The other thing he says Judge Judy and her ilk are paid to do is to comment publicly on the believability of the people that come before the bench.

“What the judge does is exactly what it would be entirely inappropriate for either a judge or a juror to do in an actual trial, and that is express your views on credibility. And that’s where the entertainment comes in.” He says he views it as the same as what made daytime game show “The Weakest Link” popular, the chance to see someone in authority give out with withering remarks about the people facing them.

Evening dramas were at least somewhat better received by the panel of judges, though they are only occasional members of the audience.

Judge Julie Spector volunteered to watch an episode or two of “Judging Amy” before her interview to catch up on the fictional Connecticut Family Court judge.

“Judging Amy is such a funny show. I think what she does in court with kids is fabulous,” she says. “I think that it’s really important that it gives people an idea of what really could ideally happen in a very imperfect system.

“The reality of it is it doesn’t usually happen that way. My niece is a social worker in the inner city in Baltimore.

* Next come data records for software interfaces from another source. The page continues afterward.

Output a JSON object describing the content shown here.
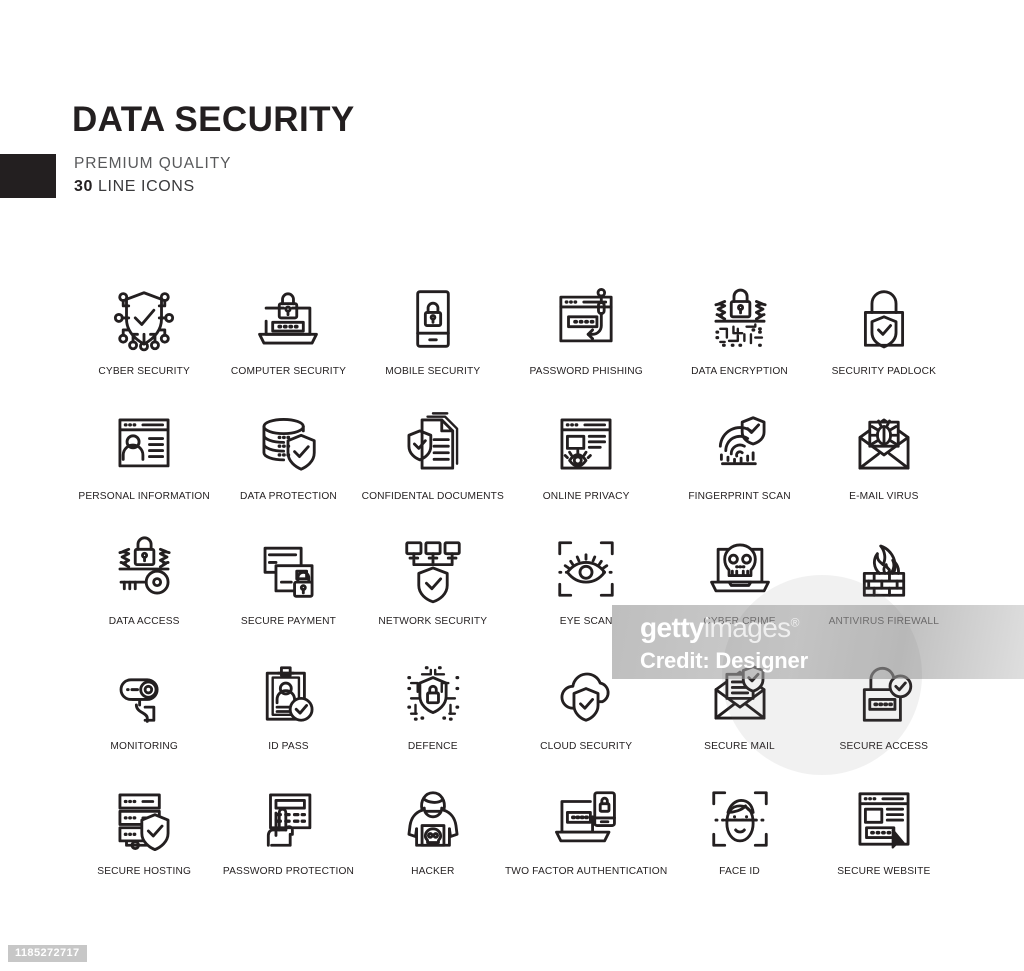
{
  "header": {
    "title": "DATA SECURITY",
    "subtitle": "PREMIUM QUALITY",
    "count": "30",
    "count_suffix": " LINE ICONS",
    "accent_color": "#231f20"
  },
  "watermark": {
    "brand_bold": "getty",
    "brand_light": "images",
    "registered": "®",
    "credit": "Credit: Designer",
    "asset_id": "1185272717"
  },
  "icons": [
    {
      "icon": "cyber-security-icon",
      "label": "CYBER SECURITY"
    },
    {
      "icon": "computer-security-icon",
      "label": "COMPUTER SECURITY"
    },
    {
      "icon": "mobile-security-icon",
      "label": "MOBILE SECURITY"
    },
    {
      "icon": "password-phishing-icon",
      "label": "PASSWORD PHISHING"
    },
    {
      "icon": "data-encryption-icon",
      "label": "DATA ENCRYPTION"
    },
    {
      "icon": "security-padlock-icon",
      "label": "SECURITY PADLOCK"
    },
    {
      "icon": "personal-information-icon",
      "label": "PERSONAL INFORMATION"
    },
    {
      "icon": "data-protection-icon",
      "label": "DATA PROTECTION"
    },
    {
      "icon": "confidental-documents-icon",
      "label": "CONFIDENTAL DOCUMENTS"
    },
    {
      "icon": "online-privacy-icon",
      "label": "ONLINE PRIVACY"
    },
    {
      "icon": "fingerprint-scan-icon",
      "label": "FINGERPRINT SCAN"
    },
    {
      "icon": "email-virus-icon",
      "label": "E-MAIL VIRUS"
    },
    {
      "icon": "data-access-icon",
      "label": "DATA ACCESS"
    },
    {
      "icon": "secure-payment-icon",
      "label": "SECURE PAYMENT"
    },
    {
      "icon": "network-security-icon",
      "label": "NETWORK  SECURITY"
    },
    {
      "icon": "eye-scan-icon",
      "label": "EYE SCAN"
    },
    {
      "icon": "cyber-crime-icon",
      "label": "CYBER CRIME"
    },
    {
      "icon": "antivirus-firewall-icon",
      "label": "ANTIVIRUS FIREWALL"
    },
    {
      "icon": "monitoring-icon",
      "label": "MONITORING"
    },
    {
      "icon": "id-pass-icon",
      "label": "ID PASS"
    },
    {
      "icon": "defence-icon",
      "label": "DEFENCE"
    },
    {
      "icon": "cloud-security-icon",
      "label": "CLOUD SECURITY"
    },
    {
      "icon": "secure-mail-icon",
      "label": "SECURE MAIL"
    },
    {
      "icon": "secure-access-icon",
      "label": "SECURE ACCESS"
    },
    {
      "icon": "secure-hosting-icon",
      "label": "SECURE HOSTING"
    },
    {
      "icon": "password-protection-icon",
      "label": "PASSWORD PROTECTION"
    },
    {
      "icon": "hacker-icon",
      "label": "HACKER"
    },
    {
      "icon": "two-factor-authentication-icon",
      "label": "TWO FACTOR AUTHENTICATION"
    },
    {
      "icon": "face-id-icon",
      "label": "FACE ID"
    },
    {
      "icon": "secure-website-icon",
      "label": "SECURE WEBSITE"
    }
  ]
}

The first thing she says to me is, ‘Aunt Julie, I hate judges — I hate lawyers.’”

Judge Shafer says she likes “Law And Order” because it portrays situations closer to real life than the other courtroom dramas. “Mostly they seem to be pretty close to reality in terms of the rules of evidence and how they’re applied and preliminary rulings on search and seizure issues.”

Having spent a decade in the King County prosecutor’s office before running for judge, Shafer says she does take exception to the way that Jack McCoy, the assistant DA played by Sam Waterston, plays fast and loose with his ethical obligations.

“He skates on the line or over it on a regular basis,” she says. “I think he does things that are ethically indefensible. But it’s interesting watching the moral issue play. You’d report him to the local disciplinary commission if you caught him in our state, but that he does it in order to attain a higher good gives it that moral issue that keeps you interested in the show.”